It may well be a legal matter, but so far, the law is giving little help to companies worrying about how to treat employes with Acquired Immune Deficiency Syndrome.

"The area is so new that there is yet to be any guidance for employers by any decision rendered by any court or administrative agency," said Philadelphia labor lawyer Laurance E. Baccini.

He cited only two jurisdictions -- the city of Los Angeles and the state of Wisconsin -- that have passed laws specifically banning AIDS-based discrimination, but noted that an array of other legal claims can be leveled by victims who feel they have been dealt with unfairly.

These options range from invoking labor laws to suing for slander.

Until the legal situation gets clarified, "employers act at their peril when they discharge employes or otherwise discriminate against them based upon the fact that they have contracted AIDS," Baccini warned.

Few firms want to be the ones that make new law in this touchy area. For instance, William Runyon sued Cutter Laboratories and the Minnesota Plasma Center two years ago when he was fired from his job drawing blood from donors -- a firing that followed the diagnosis that Runyon had AIDS. In little more than a month, the defendants had worked out an agreement under which Runyon got a cash settlement, continuing disability benefits and continuing medical benefits, in return for dropping the litigation.

The only thing that is atypical about that case is that it got into court. Business Week magazine said that, "Typically, companies pay medical costs, but insist that the patient stop work" -- an informal deal that never shows up in any public records. It is not an inexpensive promise on the part of employers: Research Institute of America reports that total medical outlays for treating a single case of AIDS are often around $140,000 -- and it may not be covered by existing health insurance policies.

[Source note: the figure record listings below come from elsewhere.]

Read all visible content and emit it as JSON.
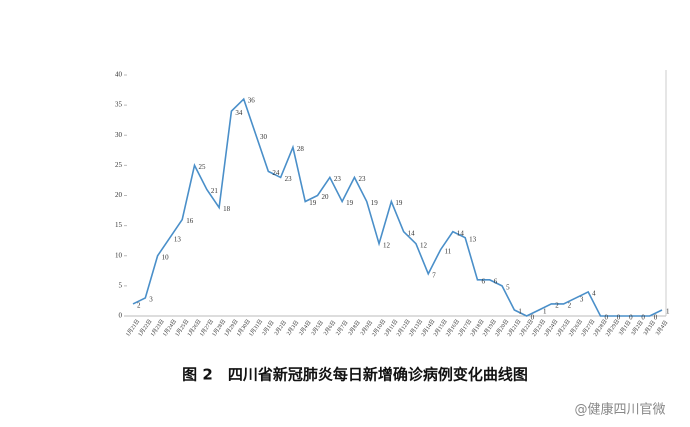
{
  "chart_data": {
    "type": "line",
    "title": "图 2　四川省新冠肺炎每日新增确诊病例变化曲线图",
    "categories": [
      "1月21日",
      "1月22日",
      "1月23日",
      "1月24日",
      "1月25日",
      "1月26日",
      "1月27日",
      "1月28日",
      "1月29日",
      "1月30日",
      "1月31日",
      "2月1日",
      "2月2日",
      "2月3日",
      "2月4日",
      "2月5日",
      "2月6日",
      "2月7日",
      "2月8日",
      "2月9日",
      "2月10日",
      "2月11日",
      "2月12日",
      "2月13日",
      "2月14日",
      "2月15日",
      "2月16日",
      "2月17日",
      "2月18日",
      "2月19日",
      "2月20日",
      "2月21日",
      "2月22日",
      "2月23日",
      "2月24日",
      "2月25日",
      "2月26日",
      "2月27日",
      "2月28日",
      "2月29日",
      "3月1日",
      "3月2日",
      "3月3日",
      "3月4日"
    ],
    "series": [
      {
        "name": "每日新增确诊病例",
        "color": "#4a8fc9",
        "values": [
          2,
          3,
          10,
          13,
          16,
          25,
          21,
          18,
          34,
          36,
          30,
          24,
          23,
          28,
          19,
          20,
          23,
          19,
          23,
          19,
          12,
          19,
          14,
          12,
          7,
          11,
          14,
          13,
          6,
          6,
          5,
          1,
          0,
          1,
          2,
          2,
          3,
          4,
          0,
          0,
          0,
          0,
          0,
          1
        ]
      }
    ],
    "ylim": [
      0,
      40
    ],
    "yticks": [
      0,
      5,
      10,
      15,
      20,
      25,
      30,
      35,
      40
    ],
    "grid": false
  },
  "watermark": "@健康四川官微"
}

One case, against the National Institutes of Health, charged "humiliation, embarrassment and damaged reputations" because the agency allegedly told an employe to get clearance before letting a friend meet her in the building for lunch, because the friend was suspected of having AIDS.

What makes AIDS such a dilemma for personnel executives, of course, is that widespread fear of the new, untreatable disease results in pressures from unaffected employes for harsh measures against the victims -- and for testing of new hires to find persons who have been exposed to the virus.

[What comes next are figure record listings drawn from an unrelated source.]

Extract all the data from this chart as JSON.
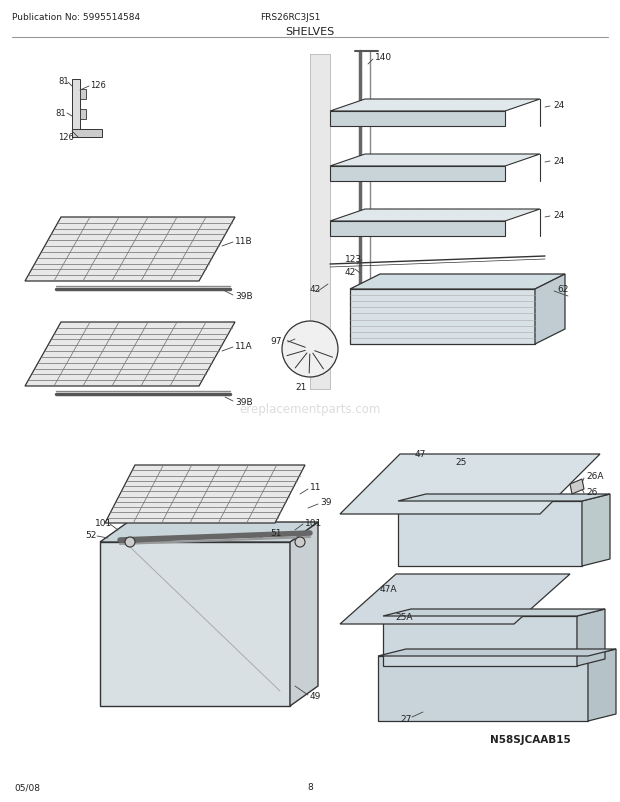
{
  "title": "SHELVES",
  "model": "FRS26RC3JS1",
  "publication": "Publication No: 5995514584",
  "date": "05/08",
  "page": "8",
  "watermark": "ereplacementparts.com",
  "logo": "N58SJCAAB15",
  "bg_color": "#ffffff",
  "line_color": "#555555",
  "lc_dark": "#333333",
  "fill_shelf": "#e0e8ec",
  "fill_shelf_side": "#c8d4d8",
  "fill_bin": "#d8e2e6",
  "fill_bin_side": "#c0cccc",
  "fill_wire": "#e8e8e8"
}
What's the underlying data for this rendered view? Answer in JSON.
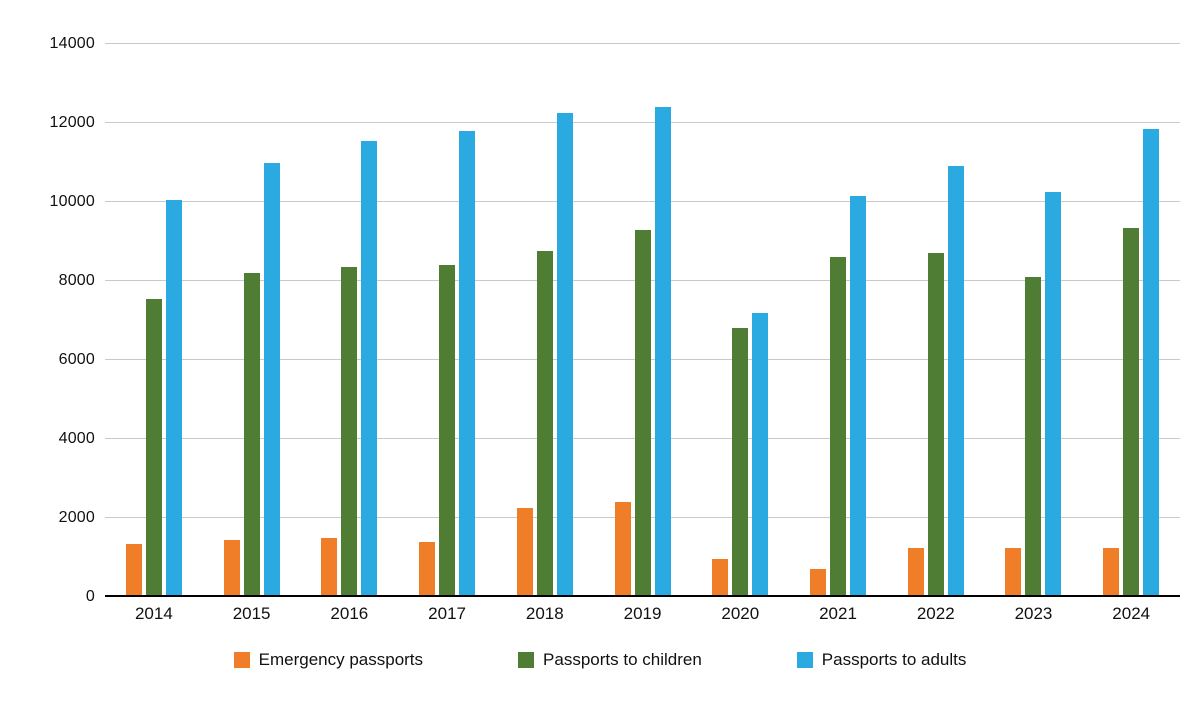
{
  "chart_data": {
    "type": "bar",
    "title": "",
    "xlabel": "",
    "ylabel": "",
    "categories": [
      "2014",
      "2015",
      "2016",
      "2017",
      "2018",
      "2019",
      "2020",
      "2021",
      "2022",
      "2023",
      "2024"
    ],
    "series": [
      {
        "name": "Emergency passports",
        "color": "#F07E28",
        "values": [
          1350,
          1450,
          1500,
          1400,
          2250,
          2400,
          950,
          700,
          1250,
          1250,
          1250
        ]
      },
      {
        "name": "Passports to children",
        "color": "#4E7D33",
        "values": [
          7550,
          8200,
          8350,
          8400,
          8750,
          9300,
          6800,
          8600,
          8700,
          8100,
          9350
        ]
      },
      {
        "name": "Passports to adults",
        "color": "#2BA9E1",
        "values": [
          10050,
          11000,
          11550,
          11800,
          12250,
          12400,
          7200,
          10150,
          10900,
          10250,
          11850
        ]
      }
    ],
    "ylim": [
      0,
      14000
    ],
    "ytick_step": 2000,
    "ytick_labels": [
      "0",
      "2000",
      "4000",
      "6000",
      "8000",
      "10000",
      "12000",
      "14000"
    ],
    "grid": true,
    "gridline_color": "#c9c9c9",
    "axis_line_color": "#000000",
    "legend_position": "bottom"
  }
}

The Center for Disease Control insists a case never has been reported in which the condition was spread by casual contact. The Nov. 15 guidelines from the Department of Health and Human Services on workplace precautions against AIDS said flatly, "The kind of nonsexual person-to-person contact that generally occurs among workers and clients or consumers in the workplace does not pose a risk for transmission."

But many persons simply refuse to believe such assurances. The research institute reported, for instance, that employes whose jobs involve using video-display terminals worry about sweat that an AIDS victim might have left on the keyboard.

Those fears may, in fact, strengthen the cases of AIDS victims who want to go to court to keep their jobs, because the current laws banning discrimination against the handicapped -- which cover companies selling to the government and any organization that gets federal grants -- protect those who are perceived to be impaired. The more evidence that the public looks at AIDS as debilitating, even at a time in the course of the disease when the victim is physically able to work, the stronger the protection.

With the controversy as unfocused as it is, it may take a long time for the courts to give company executives much useful advice on this problem. Right now, the experts are advising caution and compassion, although just how to balance those goals is not clear.